Carmel city councilors request review after Hotel Carmichael cost skyrockets unchecked  


The Carmel City Council is considering an independent review of the construction management and oversight processes of Hotel Carmichael after the city revealed Jan. 31 that the project will cost 46 percent more than originally projected.

Construction of the 122-room boutique hotel at Carmel City Center – a public private partnership between the City of Carmel and developer Pedcor – is estimated to cost $58.5 million, $18.5 million more than the estimated project cost in late 2017, when the Carmel City Council approved the sale of $18 million in bonds to help finance it. The city closed on a $25.5 million loan to cover the rest of the project in April 2019, bringing its total funding to $43.5 million at that time.

The steep increase is the result of rising construction costs, labor shortages, tariffs and a saturated market, according to Carmel Redevelopment Commission Executive Director Henry Mestetsky.

At the Feb. 3 council meeting, several councilors expressed support for a proposal by Councilor Tim Hannon – in his second meeting on the council – to take a look at the processes that allowed the cost increase and measures to fund it to occur without input from the city council. Hannon said he didn’t learn about the cost overrun until Jan. 30, when he expected a request for more funds from the council to follow.

Instead, Mestetsky outlined plans to cover the funding gap in other ways, such as mortgages on city-owned properties and available funds in the CRC operations budget, which Hannon found even more concerning.

“If you asked for money from the council I’d understand this is the first time it’s come up, but the fact that for a year or more you were able to cover $12 million to $15 million I was flabbergasted,” Hannon said to Mestetsky during the meeting. “How could you have access to $12 million to $15 million in funds and never come to council for any sort of approvals or notifications?”

Other councilors echoed Hannon’s frustrations.

“You had an opportunity almost every single council meeting to say something,” said Councilor Tony Green, one of two councilors to vote against funding the hotel in 2017. “You gave the perception to the council members that we’re staying the course.”

Mestetsky said he became aware that the project would cost $55 million in early 2019. He said the he waited to provide an update on the cost until he could “say with absolute certainty there isn’t going to be a dollar more spent.”

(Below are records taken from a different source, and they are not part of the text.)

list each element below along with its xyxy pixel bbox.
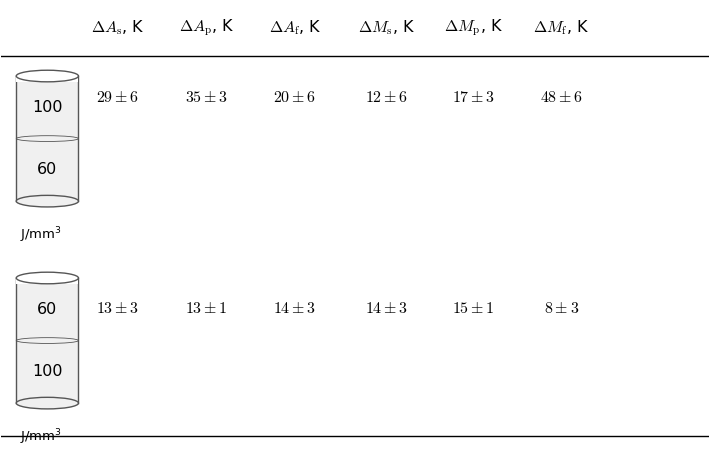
- Text: $8 \pm 3$: $8 \pm 3$: [544, 301, 579, 316]
- Text: $\Delta A_{\mathrm{f}}$, K: $\Delta A_{\mathrm{f}}$, K: [268, 18, 321, 37]
- Text: $15 \pm 1$: $15 \pm 1$: [452, 301, 495, 316]
- Text: $\Delta A_{\mathrm{s}}$, K: $\Delta A_{\mathrm{s}}$, K: [91, 18, 145, 37]
- Text: 100: 100: [32, 100, 62, 115]
- Ellipse shape: [16, 272, 79, 284]
- Text: J/mm$^{3}$: J/mm$^{3}$: [20, 226, 62, 245]
- Text: $29 \pm 6$: $29 \pm 6$: [97, 91, 140, 106]
- Text: $14 \pm 3$: $14 \pm 3$: [273, 301, 317, 316]
- Text: $35 \pm 3$: $35 \pm 3$: [185, 91, 228, 106]
- Text: 100: 100: [32, 364, 62, 379]
- Text: $14 \pm 3$: $14 \pm 3$: [365, 301, 408, 316]
- Ellipse shape: [16, 70, 79, 82]
- Bar: [16, 76, 79, 201]
- Text: 60: 60: [37, 302, 58, 317]
- Text: $\Delta A_{\mathrm{p}}$, K: $\Delta A_{\mathrm{p}}$, K: [179, 18, 234, 38]
- Text: 60: 60: [37, 162, 58, 177]
- Text: $12 \pm 6$: $12 \pm 6$: [365, 91, 408, 106]
- Bar: [16, 75, 79, 82]
- Text: $\Delta M_{\mathrm{s}}$, K: $\Delta M_{\mathrm{s}}$, K: [359, 18, 415, 37]
- Ellipse shape: [16, 195, 79, 207]
- Bar: [16, 277, 79, 284]
- Text: $20 \pm 6$: $20 \pm 6$: [273, 91, 317, 106]
- Text: $48 \pm 6$: $48 \pm 6$: [540, 91, 583, 106]
- Ellipse shape: [16, 397, 79, 409]
- Text: $\Delta M_{\mathrm{f}}$, K: $\Delta M_{\mathrm{f}}$, K: [533, 18, 589, 37]
- Text: $\Delta M_{\mathrm{p}}$, K: $\Delta M_{\mathrm{p}}$, K: [444, 18, 503, 38]
- Text: J/mm$^{3}$: J/mm$^{3}$: [20, 427, 62, 447]
- Text: $13 \pm 3$: $13 \pm 3$: [97, 301, 140, 316]
- Text: $13 \pm 1$: $13 \pm 1$: [185, 301, 228, 316]
- Bar: [16, 278, 79, 403]
- Text: $17 \pm 3$: $17 \pm 3$: [452, 91, 496, 106]
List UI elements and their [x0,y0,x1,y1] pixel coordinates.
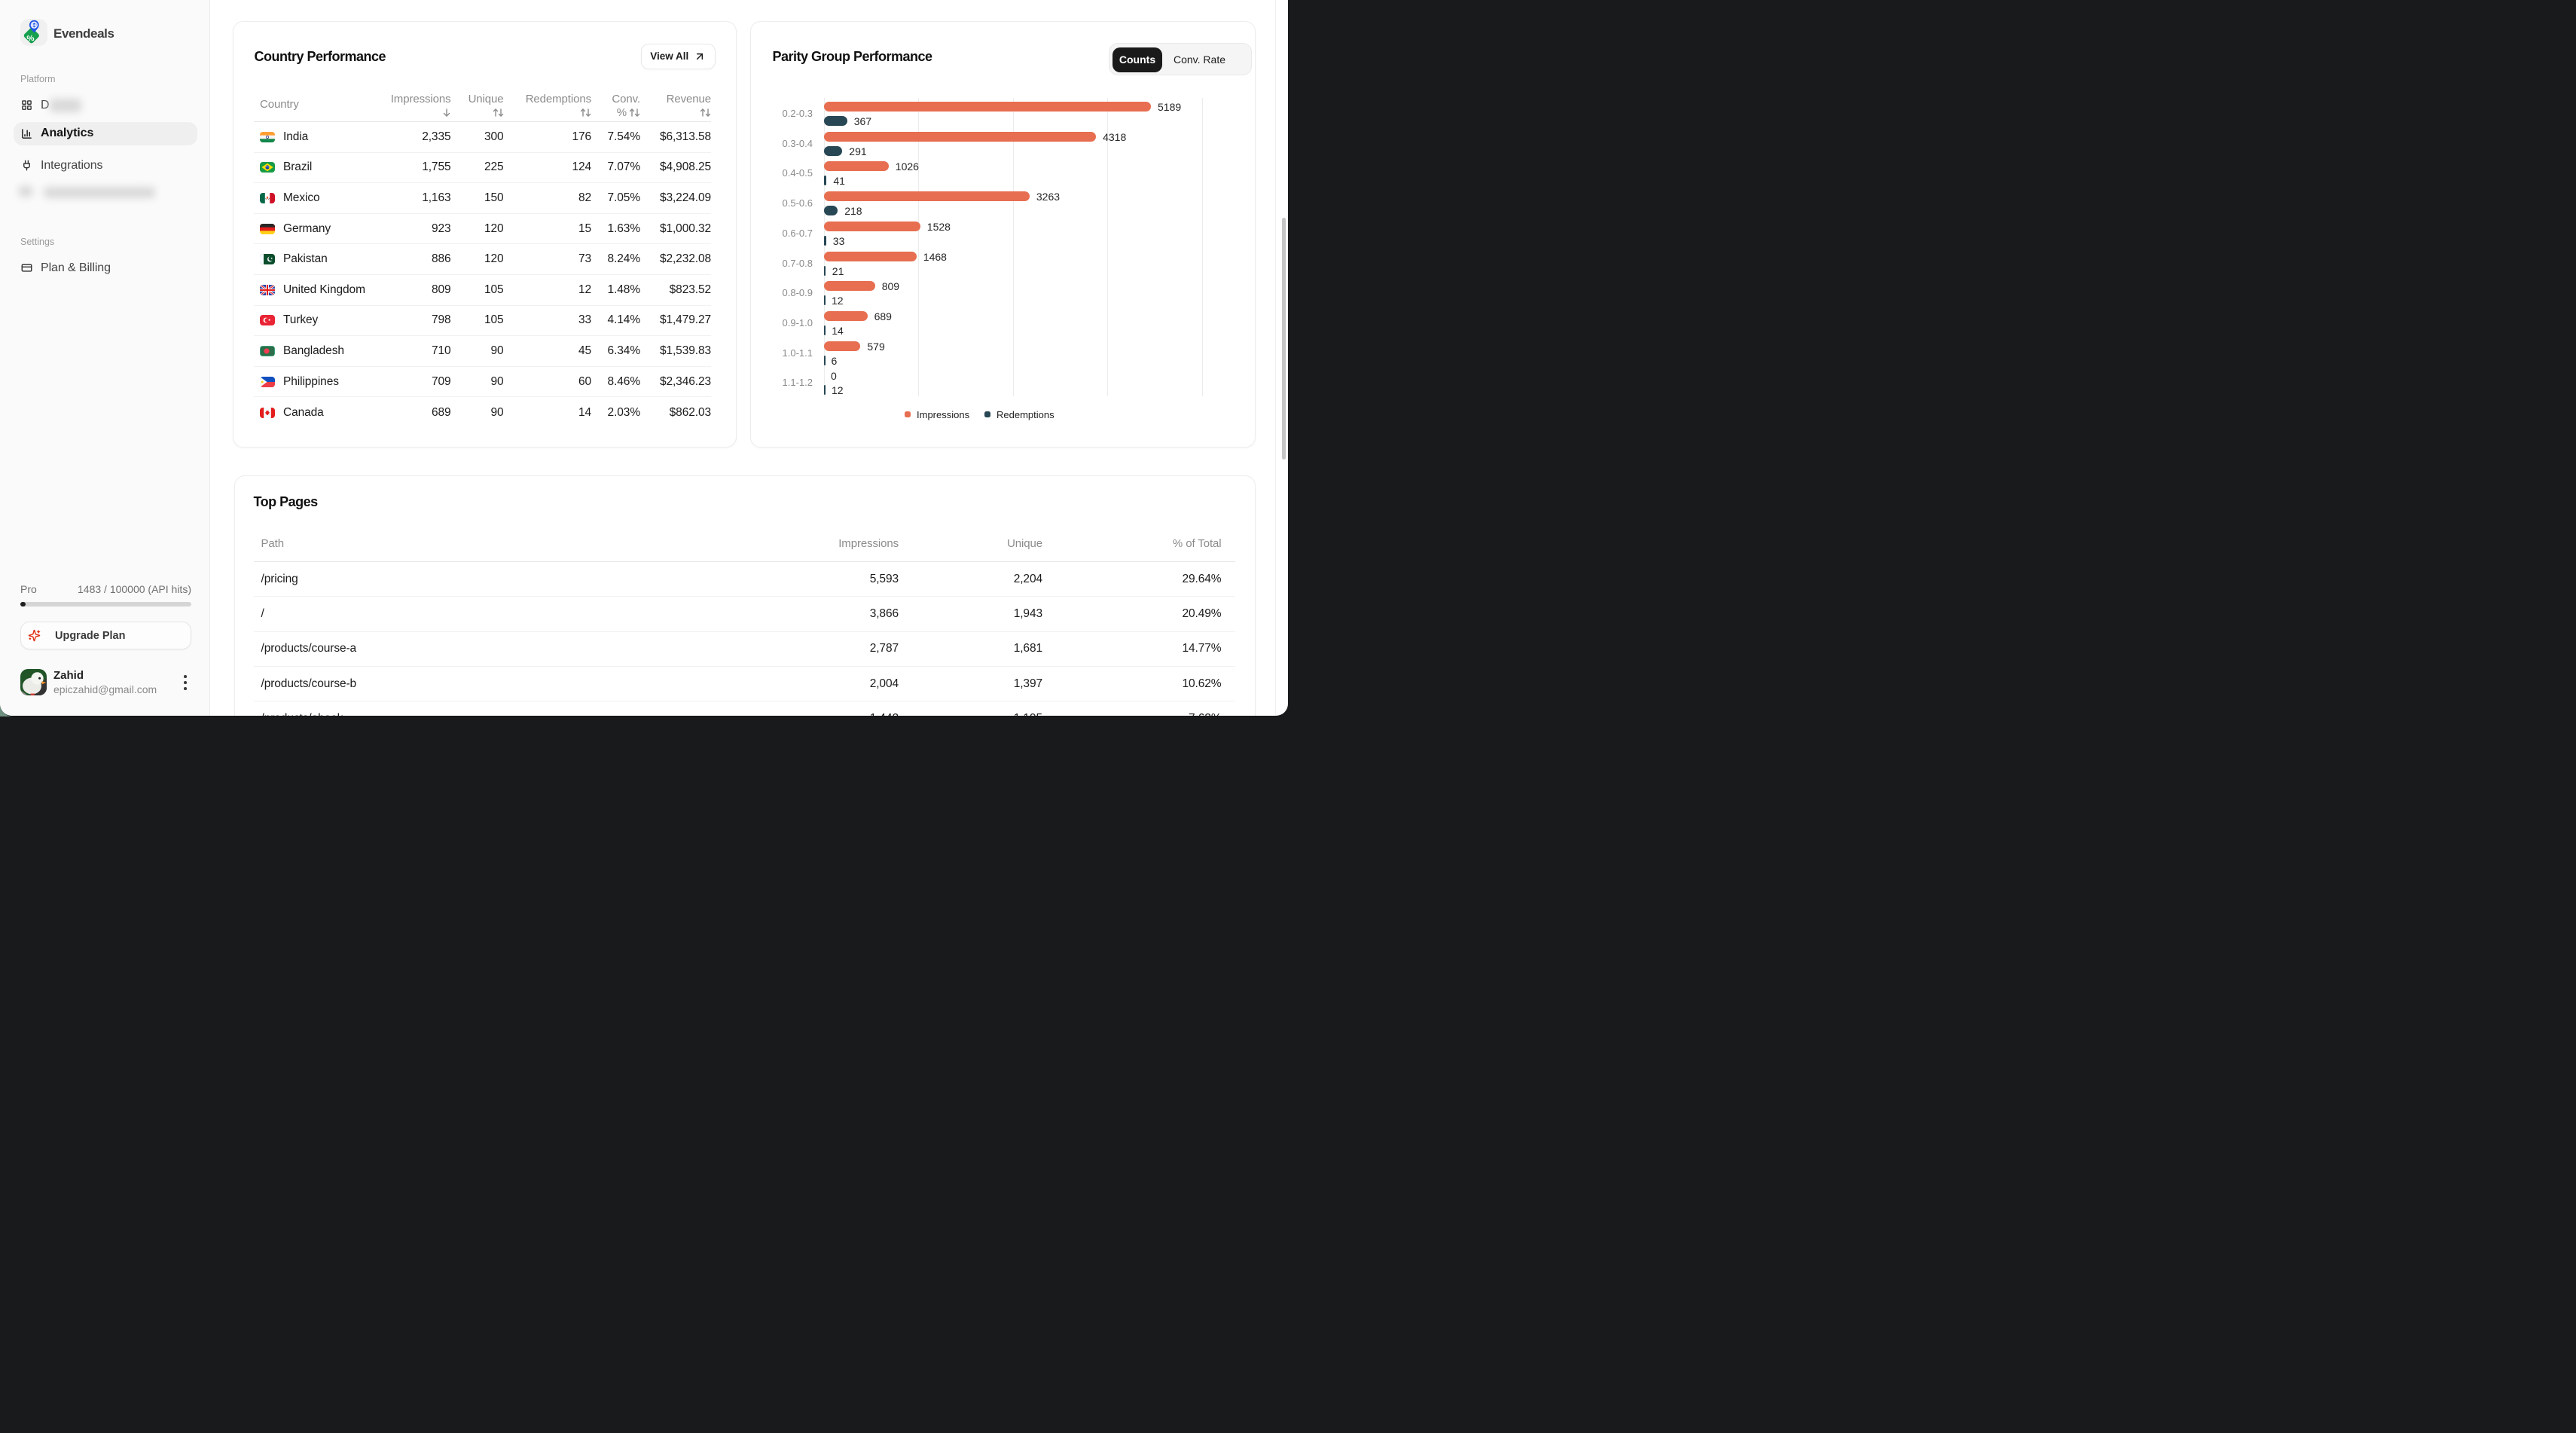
svg-text:%: % [26,34,35,44]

“The last round of bids happened in early 2019, at which point we generally knew the cost of the hotel we were working with,” he said. “Certainly there were indicators, national trends that forecasted that the bids could come in high, so we started making value engineering cost cuts before we even bid some things out.”

Hannon said he found that concerning, too, because it meant the hotel – as designed – was even more expensive than original estimates.

Mestetsky said most of the $15 million price increase will be repaid through hotel profits. He expects the hotel will make enough profits to cover its $25.5 million loan and repay the CRC for covering the increased cost.

“That quality of hotel will have zero issues doing that,” he said. “It would be impossible for the hotel not to generate enough revenue to not make a profit. There will be a profit, and that profit will repay the CRC its advancements.”

Mestetsky said the CRC’s actions occurred at its monthly public meetings and never required a council vote. He said he welcomes an independent review.

“I don’t want a conversation about auditing practices to have some kind of insinuation that a single rule or vote taken by the CRC in public or in private were somehow not above board,” he said.